Tom of Finland Gets the Artists Space Treatment in his Biggest Show Yet

Was Tom of Finland the Don Draper of his day?

Tom of Finland, Untitled, 1975, gouache on paper. Tom of Finland Foundation collection.

New York’s Artists Space is going deep on master of gay erotica Tom of Finland.

The Finnish artist is known for his raunchy drawings of hypermuscular, dramatically endowed, leather-clad gay men. “Tom of Finland: The Pleasure of Play” opens this Saturday and includes eye-popping depictions of group sex and BDSM, along with an extensive presentation of collages of the artist’s source material.

The show aims to highlight the artist’s dual artistic identity, being that he was employed as as senior art director at the Helsinki office of the global ad firm McCann Erickson—the ones behind the legendary “I’d like to buy the world a Coke” commercial.

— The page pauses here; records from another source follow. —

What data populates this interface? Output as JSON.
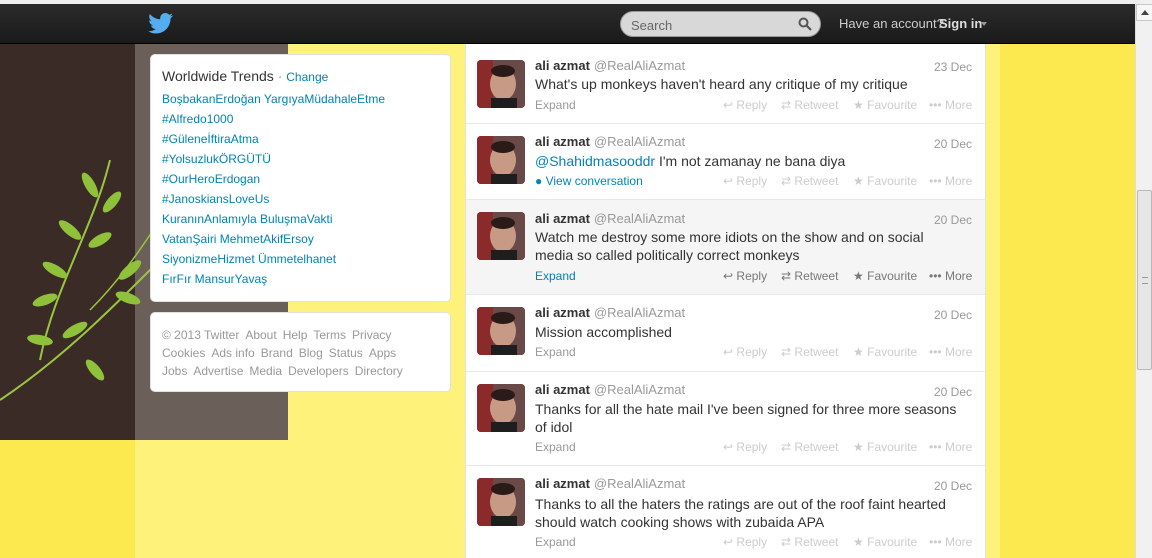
{
  "topbar": {
    "search_placeholder": "Search",
    "have_account": "Have an account?",
    "sign_in": "Sign in"
  },
  "trends": {
    "title": "Worldwide Trends",
    "separator": "·",
    "change": "Change",
    "items": [
      "BoşbakanErdoğan YargıyaMüdahaleEtme",
      "#Alfredo1000",
      "#GüleneİftiraAtma",
      "#YolsuzlukÖRGÜTÜ",
      "#OurHeroErdogan",
      "#JanoskiansLoveUs",
      "KuranınAnlamıyla BuluşmaVakti",
      "VatanŞairi MehmetAkifErsoy",
      "SiyonizmeHizmet Ümmetelhanet",
      "FırFır MansurYavaş"
    ]
  },
  "footer": {
    "links": [
      "© 2013 Twitter",
      "About",
      "Help",
      "Terms",
      "Privacy",
      "Cookies",
      "Ads info",
      "Brand",
      "Blog",
      "Status",
      "Apps",
      "Jobs",
      "Advertise",
      "Media",
      "Developers",
      "Directory"
    ]
  },
  "actions": {
    "reply": "Reply",
    "retweet": "Retweet",
    "favourite": "Favourite",
    "more": "More"
  },
  "tweets": [
    {
      "name": "ali azmat",
      "handle": "@RealAliAzmat",
      "date": "23 Dec",
      "text": "What's up monkeys haven't heard any critique of my critique",
      "footer_link": "Expand"
    },
    {
      "name": "ali azmat",
      "handle": "@RealAliAzmat",
      "date": "20 Dec",
      "mention": "@Shahidmasooddr",
      "text": "I'm not zamanay ne bana diya",
      "footer_link": "View conversation"
    },
    {
      "name": "ali azmat",
      "handle": "@RealAliAzmat",
      "date": "20 Dec",
      "text": "Watch me destroy some more idiots on the show and on social media so called politically correct monkeys",
      "footer_link": "Expand"
    },
    {
      "name": "ali azmat",
      "handle": "@RealAliAzmat",
      "date": "20 Dec",
      "text": "Mission accomplished",
      "footer_link": "Expand"
    },
    {
      "name": "ali azmat",
      "handle": "@RealAliAzmat",
      "date": "20 Dec",
      "text": "Thanks for all the hate mail I've been signed for three more seasons of idol",
      "footer_link": "Expand"
    },
    {
      "name": "ali azmat",
      "handle": "@RealAliAzmat",
      "date": "20 Dec",
      "text": "Thanks to all the haters the ratings are out of the roof faint hearted should watch cooking shows with zubaida APA",
      "footer_link": "Expand"
    }
  ]
}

“He was a Don Draper,” Artists Space executive director and curator Stefan Kalmár said in a phone interview. “In the daytime he projected the suburban ideal of the happy family, while at night he was doing the opposite.”

Tom of Finland, 
Untitled, 1947, gouache on paper. 
Tom of Finland Foundation collection.

Tom of Finland, 
Untitled (1947), gouache on paper. 

Photo: Tom of Finland Foundation collection.

Some of the drawings show men in S&M dungeons; one shows a man jerking off a guy with a penis that measures about a foot long, while another presents a giant, well-endowed man in space, his erect penis entering the Earth.

Tom of Finland Untitled, 1976 Graphite on paper Measurements unknown Collection Ulrich Tangermann, Hamburg

Tom of Finland, Untitled (1976), graphite on paper.
Photo: Collection Ulrich Tangermann, Hamburg.

The artist, born Touko Laaksonen (1920-1991), got his start with a drawing of a strapping lumberjack that was published as the cover of the spring 1957 issue of Physique Pictorial magazine. He kept his day job, though, for nearly 20 years after that debut.

Kalmár says it’s the artist’s biggest show to date, with upwards of 180 drawings and more than 300 collages of source material, along with paper dolls from the artist’s childhood and gouaches from the 1940s, when he was in his twenties.

The collages have never been shown in such quantity, according to Kalmár. They combine images, often thematically, that the artist clipped from both mainstream and subculture magazines. One shows several pairs of men working out together, juxtaposed with pairs and trios of men in S&M scenarios.

Tom of Finland, Untitled, ca. 1975, mixed media on paper. Tom of Finland Foundation, Los Angeles.

Tom of Finland, Untitled (ca. 1975), mixed media on paper.
Photo: Tom of Finland Foundation, Los Angeles.

The show may represent the most highbrow venue yet for a Tom of Finland exhibition; a 2014 show at the Los Angeles Museum of Contemporary Art Pacific Design Center seemed like a breakthrough for the artist, whose works have often been reduced to camp status.

The artist was also honored last year by a postal stamp in his native country (see Tom of Finland’s Homoerotic Stamps Are a Hit).

While Artists Space is perhaps best known for its shows of contemporary artists like Hito Steyerl and Sam Pulitzer, though, Kalmár stresses that the show is not entirely out of character. He points out that Artists Space regularly gives shows to relatively marginalized historical artists, like Zilia Sánchez in 2013 and Charlotte Posenenske in 2010 (see Hito Steyerl’s Artists Space Show and Sam Pulitzer’s Maze).

Tom of Finland, Untitled, 1962, graphite on paper. Tom of Finland Foundation collection.

Tom of Finland, Untitled (1962), graphite on paper.
Photo: Tom of Finland Foundation collection.

Kalmár doesn’t shy away from addressing the “delicate” issue of Tom of Finland’s propensity to include Nazi regalia in some of his images. “As we read them, those works are about authority. He did drawings of people in Nazi uniforms that he drew a dick on,” he says. “He overrides those uniforms and their authority by ironizing them or by making a caricature of them.”

“But then,” Kalmár added, “there’s the more complicated issue of the fetish of the uniform. Why in certain circles of gay subculture are people dressing up as cops?”

Despite the sensitive subject matter, an impressive cast of artists is supporting the show, including Robert Gober and Donald Moffett, Mark Grotjahn, Wade Guyton, Cindy Sherman, and Danh Vō; other supporters include collectors Philip Aarons and Shelley Fox Aarons, as well as New York’s Greene Naftali Gallery.

Tom of Finland, Untitled, 1987, graphite on paper. Tom of Finland Foundation collection.

Tom of Finland, Untitled (1987), graphite on paper.
Photo: Tom of Finland Foundation collection.

“Tom of Finland: The Pleasure of Play” runs June 14–August 23, 2015.